As general dentists and specialists working together to provide the best occlusion for each patient, we understand that comprehensive orthodontic treatment can provide significant benefits to improve function of the developing occlusion.
Many clinicians agree establishing canine guidance is a key functional goal. However, due to the late eruption, it may be one of the final items on our checklist in evaluating the developing dentition.
More troublesome than the delayed eruption is the occlusal dilemma they present as they emerge in a poor position. One of those challenges can be managing teeth that are late in development and ectopic in eruption. A single tooth in an otherwise ideal Class I occlusion can present as an occlusal dilemma when erupting in a poor position. From one six-month re-care visit to the next, there can be a dramatic change in the position of a late erupting tooth.
An example that is easy to miss is the second molar eruption. An upper second molar can take a buccal trajectory and erupt past the buccal cusp of the opposing lower molar. If it is up-righted from this position and moved into occlusion, there is a risk for opening the bite with the hyper-erupted molar. The mechanics needed for alignment must include control of both the vertical and the palatal movement. At the same time, the treatment goal must include preserving the detailed occlusion and alignment of all the other teeth.
In this situation, placing full fixed appliances is an option commonly recommended and has the benefit of controlling the entire dentition while correcting the single mal-posed molar. However, in a case with a well-established occlusion, it is a benefit to the patient and family to be able to offer a limited treatment plan when appropriate.

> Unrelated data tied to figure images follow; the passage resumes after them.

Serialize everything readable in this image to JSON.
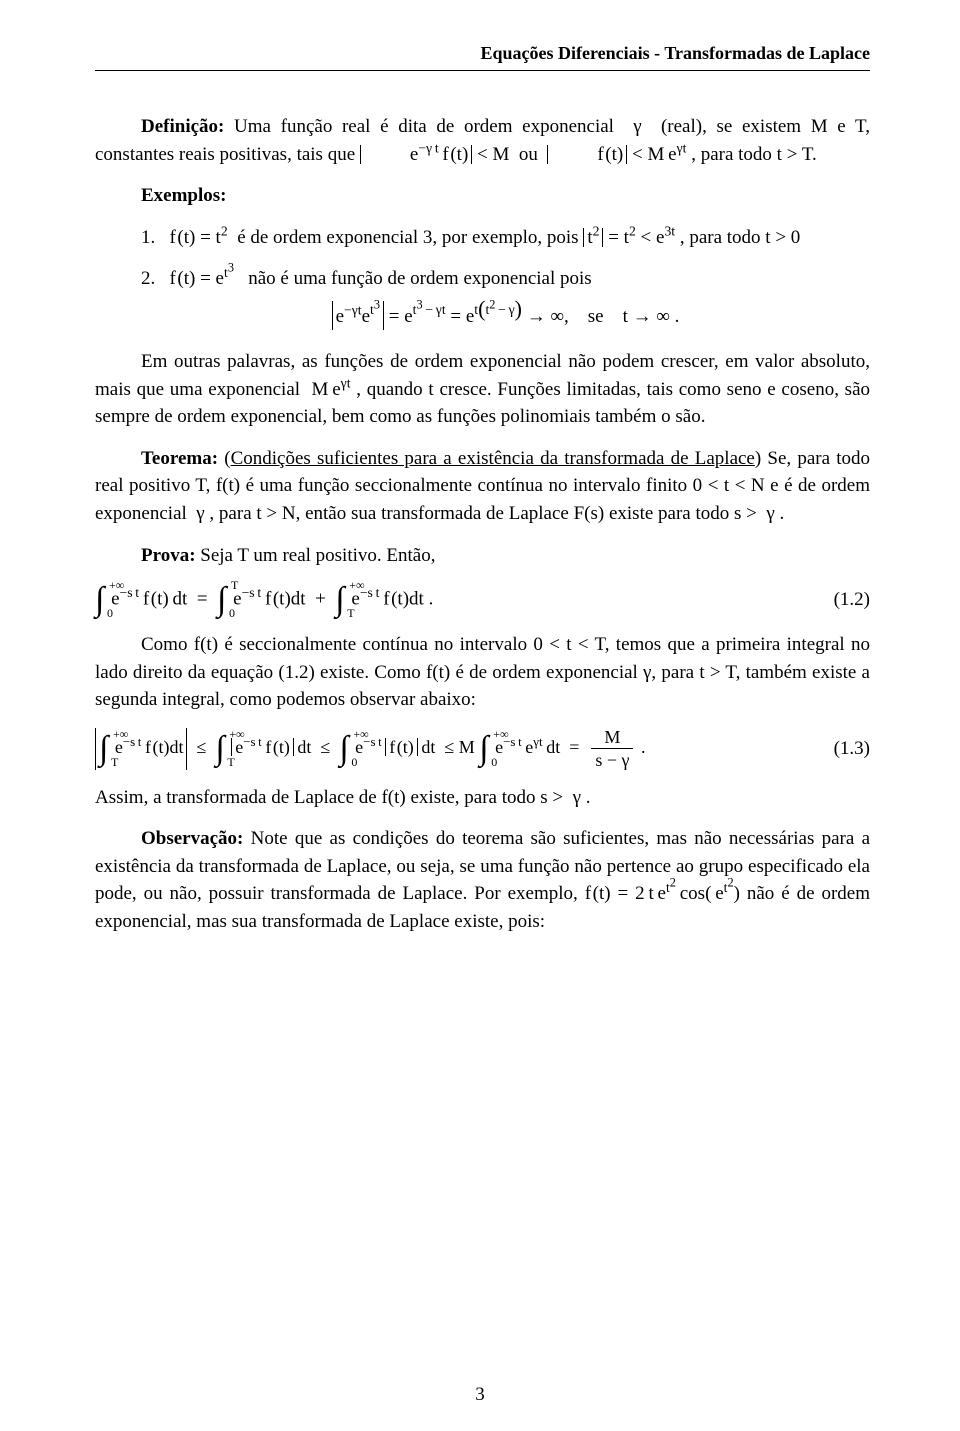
{
  "colors": {
    "text": "#000000",
    "background": "#ffffff",
    "rule": "#000000"
  },
  "typography": {
    "family": "Times New Roman",
    "body_size_pt": 14,
    "header_size_pt": 13,
    "header_weight": "bold"
  },
  "header": {
    "running_title": "Equações Diferenciais  -  Transformadas de Laplace"
  },
  "body": {
    "p1_a": "Definição:",
    "p1_b": " Uma função real é dita de ordem exponencial  γ  (real), se existem M e T, constantes reais positivas, tais que ",
    "p1_eq": "|e^{−γt} f(t)| < M  ou  |f(t)| < M e^{γt}",
    "p1_c": " , para todo t > T.",
    "ex_label": "Exemplos:",
    "item1_a": "1.   f(t) = t²  é de ordem exponencial 3, por exemplo, pois ",
    "item1_eq": "|t²| = t² < e^{3t}",
    "item1_b": " , para todo t > 0",
    "item2_a": "2.   f(t) = e^{t³}   não é uma função de ordem exponencial pois",
    "item2_eq": "|e^{−γt} e^{t³}| = e^{t³ − γt} = e^{t(t² − γ)} → ∞,   se   t → ∞ .",
    "p3": "Em outras palavras, as funções de ordem exponencial não podem crescer, em valor absoluto, mais que uma exponencial  M e^{γt} , quando t cresce. Funções limitadas, tais como seno e coseno, são sempre de ordem exponencial, bem como as funções polinomiais também o são.",
    "p4_label": "Teorema:",
    "p4_link": "Condições suficientes para a existência da transformada de Laplace",
    "p4_rest": " Se, para todo real positivo T, f(t) é uma função seccionalmente contínua no intervalo finito 0 < t < N e é de ordem exponencial  γ , para t > N, então sua transformada de Laplace F(s) existe para todo s >  γ .",
    "p5_label": "Prova:",
    "p5_rest": " Seja T um real positivo. Então,",
    "eq12": "∫₀^{+∞} e^{−st} f(t) dt = ∫₀^{T} e^{−st} f(t) dt + ∫_T^{+∞} e^{−st} f(t) dt .",
    "eq12_tag": "(1.2)",
    "p6": "Como f(t) é seccionalmente contínua no intervalo 0 < t < T, temos que a primeira integral no lado direito da equação (1.2) existe. Como f(t) é de ordem exponencial γ, para t > T, também existe a segunda integral, como podemos observar abaixo:",
    "eq13": "|∫_T^{+∞} e^{−st} f(t) dt| ≤ ∫_T^{+∞} |e^{−st} f(t)| dt ≤ ∫₀^{+∞} e^{−st} |f(t)| dt ≤ M ∫₀^{+∞} e^{−st} e^{γt} dt = M / (s − γ) .",
    "eq13_tag": "(1.3)",
    "p7": "Assim, a transformada de Laplace de f(t) existe, para todo s >  γ .",
    "p8_label": "Observação:",
    "p8_a": " Note que as condições do teorema são suficientes, mas não necessárias para a existência da transformada de Laplace, ou seja, se uma função não pertence ao grupo especificado ela pode, ou não, possuir transformada de Laplace. Por exemplo, ",
    "p8_eq": "f(t) = 2t e^{t²} cos(e^{t²})",
    "p8_b": " não é de ordem exponencial, mas sua transformada de Laplace existe, pois:",
    "page_number": "3"
  }
}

Unfortunately, using limited treatment with limited appliances can mean a loss of control and unexpected tooth movements. Achieving intrusion without adjacent tooth response is a mechanical challenge in any treatment plan and appliance configuration. To resolve this challenge we take advantage of a long understanding that anchorage is the key to limiting any unwanted movement. Anchorage can be found in many forms to date including implants, TADs, headgears and consolidation of a multiple tooth unit. Using a strong stabilizing wire joining two molars as anchorage can assist with management of a single tooth movement. The buccally tipped maxillary molar can be managed with a palatal wire to stabilize the upper first molars, while a light force is applied to the second molar that needs adjustment. The rest of the occlusion remains undisturbed. The palatal wire is well tolerated by the patient, oral hygiene is easily managed, and adjustment appointments are of short duration due to the simplicity of the mechanics.
This approach can tip the second molar palatally at the same time that the second molar, including the lingual cusp, is intruded. The intrusion is important to avoid opening the bite and minimizing the potential for lingual cusp interference. This is accomplished by positioning the anchorage wire apical to the second molar position. Once the second molar position is corrected it will be slightly out of occlusal contact. The palatal wire can be removed (and saved) to allow six to eight weeks for the second molar to erupt into occlusion before removing the bands on the first molars. If needed, a segment wire can be used to seat the second molar in occlusion. The patient benefits from a less complex orthodontic solution to the limited occlusal problem and the existing Class I ideal occlusion remains undisturbed.